Einen Zauberer nach seinen Zaubertricks zu fragen ist so unangebracht wie einem Geschichtenerzähler (einem "Big Fish") den Wahrheitsgehalt seiner Erzählungen entlocken zu wollen. Als Will dies erkennt, kann er seinen Vater endlich als Vater annehmen.
Mit der Kindheit ist Will Bloom aus den Geschichten seines Vaters herausgewachsen. Mehr noch: sie sind ihm leid geworden. Als der Vater Wills Hochzeit zu seiner eigenen Personalityshow ummodelt, kommt es zum dreijährigen Bruch.

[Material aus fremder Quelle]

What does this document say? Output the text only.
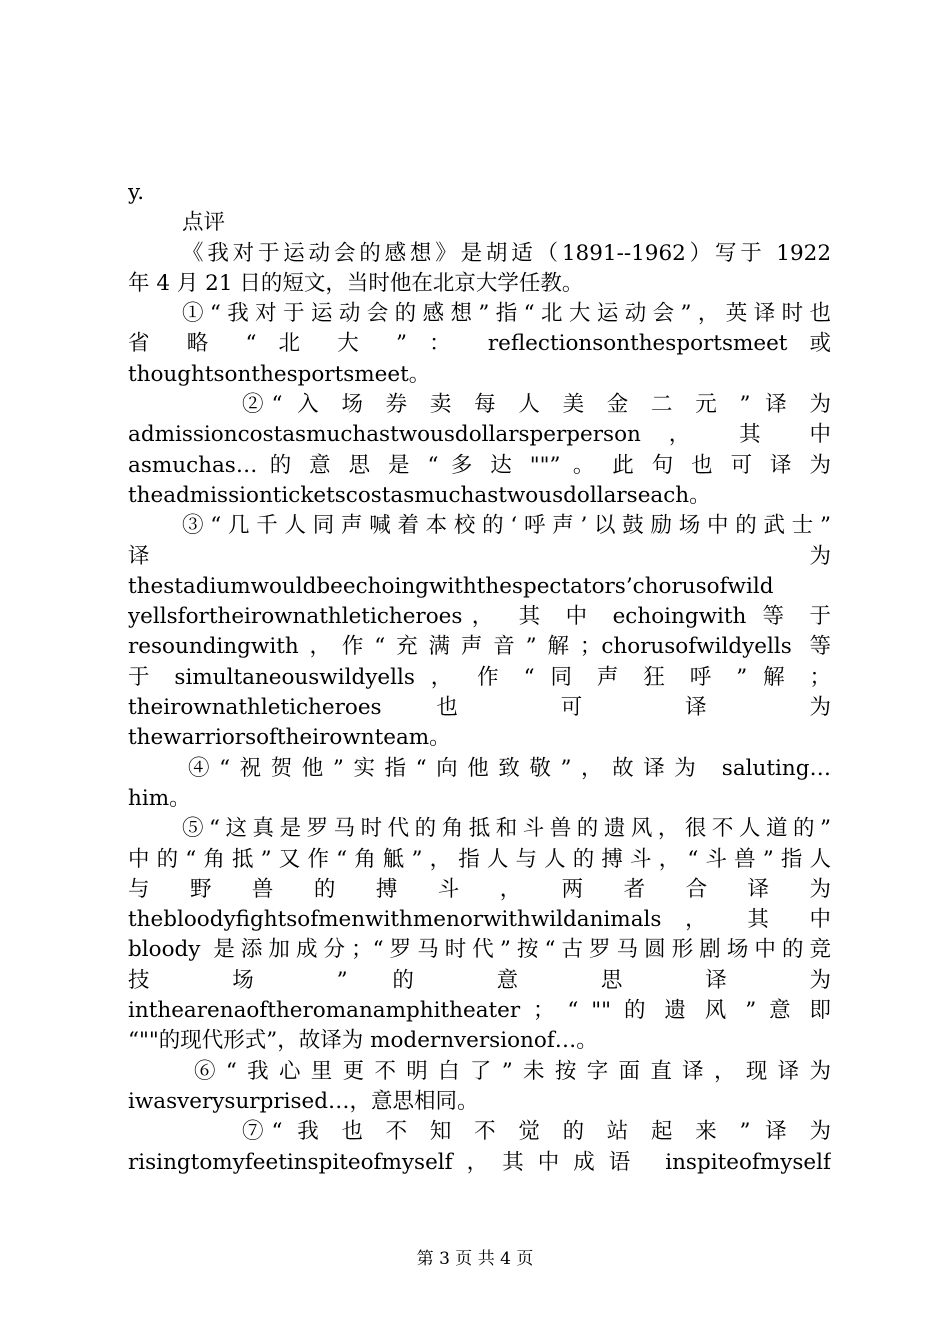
y.
点评
《我对于运动会的感想》是胡适（1891--1962）写于 1922
年 4 月 21 日的短文，当时他在北京大学任教。
①“我对于运动会的感想”指“北大运动会”，英译时也
省 略 “ 北 大 ” ： reflectionsonthesportsmeet 或
thoughtsonthesportsmeet。
②“ 入 场 券 卖 每 人 美 金 二 元 ” 译 为
admissioncostasmuchastwousdollarsperperson ， 其 中
asmuchas… 的 意 思 是 “ 多 达 ""” 。 此 句 也 可 译 为
theadmissionticketscostasmuchastwousdollarseach。
③“几千人同声喊着本校的‘呼声’以鼓励场中的武士”
译 为
thestadiumwouldbeechoingwiththespectators’chorusofwild
yellsfortheirownathleticheroes， 其 中 echoingwith 等 于
resoundingwith，作“充满声音”解；chorusofwildyells 等
于 simultaneouswildyells ， 作 “ 同 声 狂 呼 ” 解 ；
theirownathleticheroes 也 可 译 为
thewarriorsoftheirownteam。
④“祝贺他”实指“向他致敬”，故译为 saluting…
him。
⑤“这真是罗马时代的角抵和斗兽的遗风，很不人道的”
中的“角抵”又作“角觝”，指人与人的搏斗，“斗兽”指人
与 野 兽 的 搏 斗 ， 两 者 合 译 为
thebloodyfightsofmenwithmenorwithwildanimals ， 其 中
bloody 是添加成分；“罗马时代”按“古罗马圆形剧场中的竞
技 场 ” 的 意 思 译 为
inthearenaoftheromanamphitheater ； “ "" 的 遗 风 ” 意 即
“""的现代形式”，故译为 modernversionof…。
⑥“我心里更不明白了”未按字面直译，现译为
iwasverysurprised…，意思相同。
⑦“ 我 也 不 知 不 觉 的 站 起 来 ” 译 为
risingtomyfeetinspiteofmyself，其中成语 inspiteofmyself
第 3 页 共 4 页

Erst am Sterbebett des Seniors treffen die Männer wieder zusammen. Der alte Mann, der sein Leben als Geschichten-Erzähler lebte, wird stilecht sterben, denn er hält eisern an der fantastischen Version seines Lebens fest. Nun ist es an Will, dem Zuschauer die fantastische Geschichte zu erzählen.
Das wahre Leben von Edward Bloom erfährt der Zuschauer nicht. Es ist anzunehmen, dass er das harte Leben eines Vertreters lebte, der von seiner Familie öfter getrennt war, als mit ihr vereint. Doch in seinen Erinnerungen hat er ein Leben wie aus dem Sagen-Buch gelebt. Ein Körnchen Wahrheit genügt, um daraus Mythen zu spinnen. In Kindertagen ist es eine Hexe, die am Stadtrand wohnt. "Jede größere Stadt hat eine." Dann tritt ein Riese auf. "Er wollte das Dorf nicht terrorisieren und Schafe stehlen - er hatte nur Hunger." Der Riese wird zur Zirkusattraktion in einem Zirkus, dessen Direktor ein Werwolf ist. Diesen Werwolf wiederum zähmt Edward Bloom. Analog dazu gerät selbst der Kauf eines Grundstücks zur Rettung eines verwunschenen Dorfes.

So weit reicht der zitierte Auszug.